Тогда, пятясь, выбрался из-под кровати шкипер Джордж.
– Как говорил мой дедушка…
– Не знаю, что говорил ваш дедушка, а у меня теперь ни любимого кресла, ни даже глотка в бутылочке. Последней радости не осталось. И присесть не на что. Разве что постелить прямо на пол эту кожу…
– По-моему, лучше прибить ее на стену, – предложил Гвоздик. – Будет все-таки память о кресле. И о капитане Румбе…
– Кресло-то было красивое. А кожа что? Раньше на ней было золотое тиснение, да все вытерлось… Хотя с другой стороны…
– А что с другой стороны? – подвинулся к дядюшке Гвоздик.
– Я вспомнил, как писал великий Андерсен: «Позолота сотрется, а свиная кожа останется…»
– Да я не про Андерсена! Тут что-то написано на другой стороне. На коже!
– Где?
Все трое столкнулись над кожей головами у догорающего огня. На шероховатой изнанке темнели буквы и цифры:
La Cartera del Botonchito
El tesolo cardinal
S– 22°32′O– 61°44′2
Isla Quijada del tiburon
Abajo de ®en espejo3
– Клянусь «Дюком», это координаты… – пробормотал шкипер Джордж.
– Ботончито… – выдохнул Гвоздик. – Капитан Румб…
– Главное сокровище… – обмирая, прошептал папаша Юферс. – Это по-испански. Остров Акулья Челюсть…
– Совсем рядом с островом Нуканука! – воскликнул шкипер Джордж. – С ума сойти! Клянусь кремневым пистолетом дедушки, у меня еще не было такой удачи!.. Сеньоры, вперед!

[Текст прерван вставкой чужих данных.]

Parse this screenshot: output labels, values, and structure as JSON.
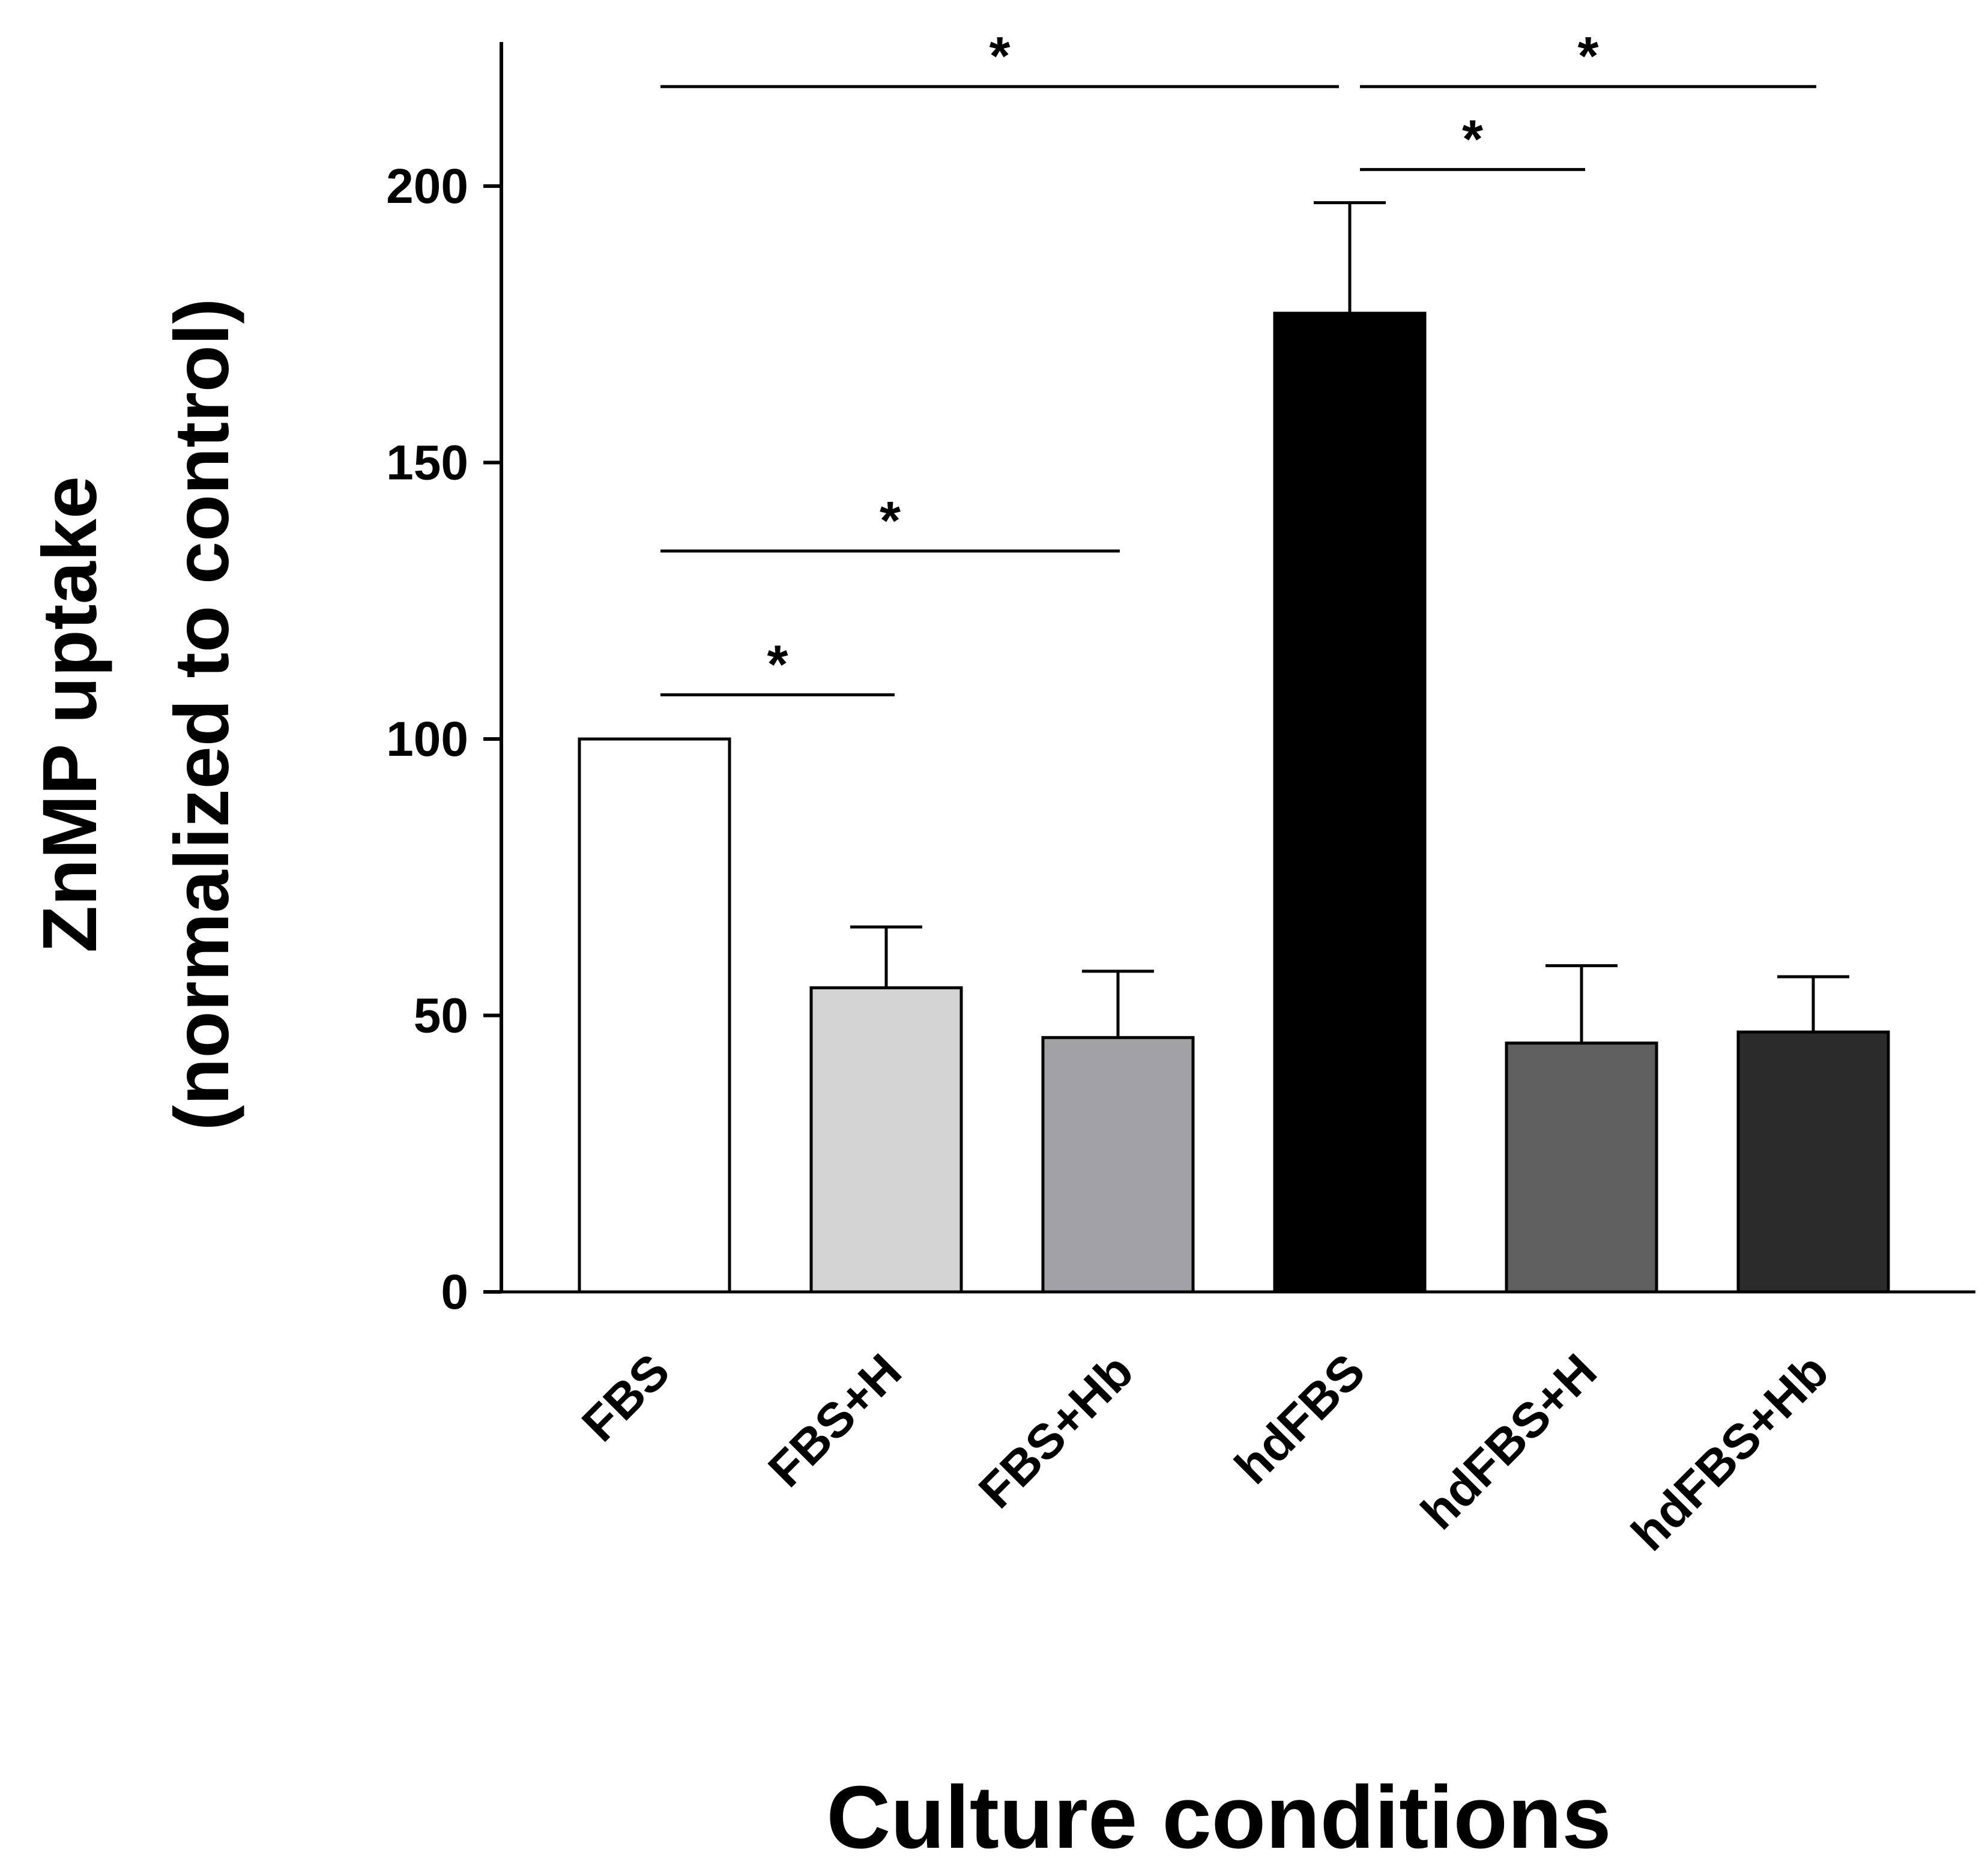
{
  "chart_data": {
    "type": "bar",
    "title": "",
    "xlabel": "Culture conditions",
    "ylabel_line1": "ZnMP uptake",
    "ylabel_line2": "(normalized to control)",
    "categories": [
      "FBS",
      "FBS+H",
      "FBS+Hb",
      "hdFBS",
      "hdFBS+H",
      "hdFBS+Hb"
    ],
    "values": [
      100,
      55,
      46,
      177,
      45,
      47
    ],
    "errors": [
      0,
      11,
      12,
      20,
      14,
      10
    ],
    "bar_colors": [
      "#ffffff",
      "#d4d4d4",
      "#a2a1a5",
      "#000000",
      "#5f5f5f",
      "#2b2b2b"
    ],
    "yticks": [
      0,
      50,
      100,
      150,
      200
    ],
    "ylim": [
      0,
      225
    ],
    "significance": [
      {
        "from": "FBS",
        "to": "FBS+H",
        "label": "*"
      },
      {
        "from": "FBS",
        "to": "FBS+Hb",
        "label": "*"
      },
      {
        "from": "FBS",
        "to": "hdFBS",
        "label": "*"
      },
      {
        "from": "hdFBS",
        "to": "hdFBS+H",
        "label": "*"
      },
      {
        "from": "hdFBS",
        "to": "hdFBS+Hb",
        "label": "*"
      }
    ]
  }
}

– Куда? – подскочил Гвоздик.
– Мальчик еще спрашивает! «Милый Дюк» готов к отплытию!
– Прямо сейчас? – испугался папаша Юферс.
– Или у вас завтра торжественный бал с шампанским и ананасами? Или вам надо собрать много чемоданов?
– Я только захвачу с собой свою рукопись!
– Давно бы так! Конечно, мой «Дюк» – не клипер «Ариэль», но через три месяца, если повезет, мы окажемся на месте!..
– Дядя Ю! Это будет твоя лучшая морская история!
– Дикки, положи в карман зубную щетку! И застегни пальто… Ох, какое куцее! Подтяни чулки, а то ознобишь коленки… Ну и что же, что дыры, все-таки теплее… Где твой берет? Как это «давно потерялся»? Тогда надень как следует капюшон… Что значит «натирает уши»! Я тебе сам сейчас так их натру!.. Капитан Седерпауэл, вы не боитесь брать на судно такого упрямого мальчишку?
7. Тропинка среди скал. – Неожиданная встреча. – Морковка. – Сожаления Гвоздика. – «Милый Дюк».
Втроем они осторожно спустились по пыльной и гулкой железной лестнице. Гвоздик первым высунул нос на улицу: нет ли опасности. В сумерках по-прежнему сыпались с высоты мягкие хлопья. Но теперь тянул ветерок, и снегопад превратился в пушистую метель. Никого за метелью не было видно.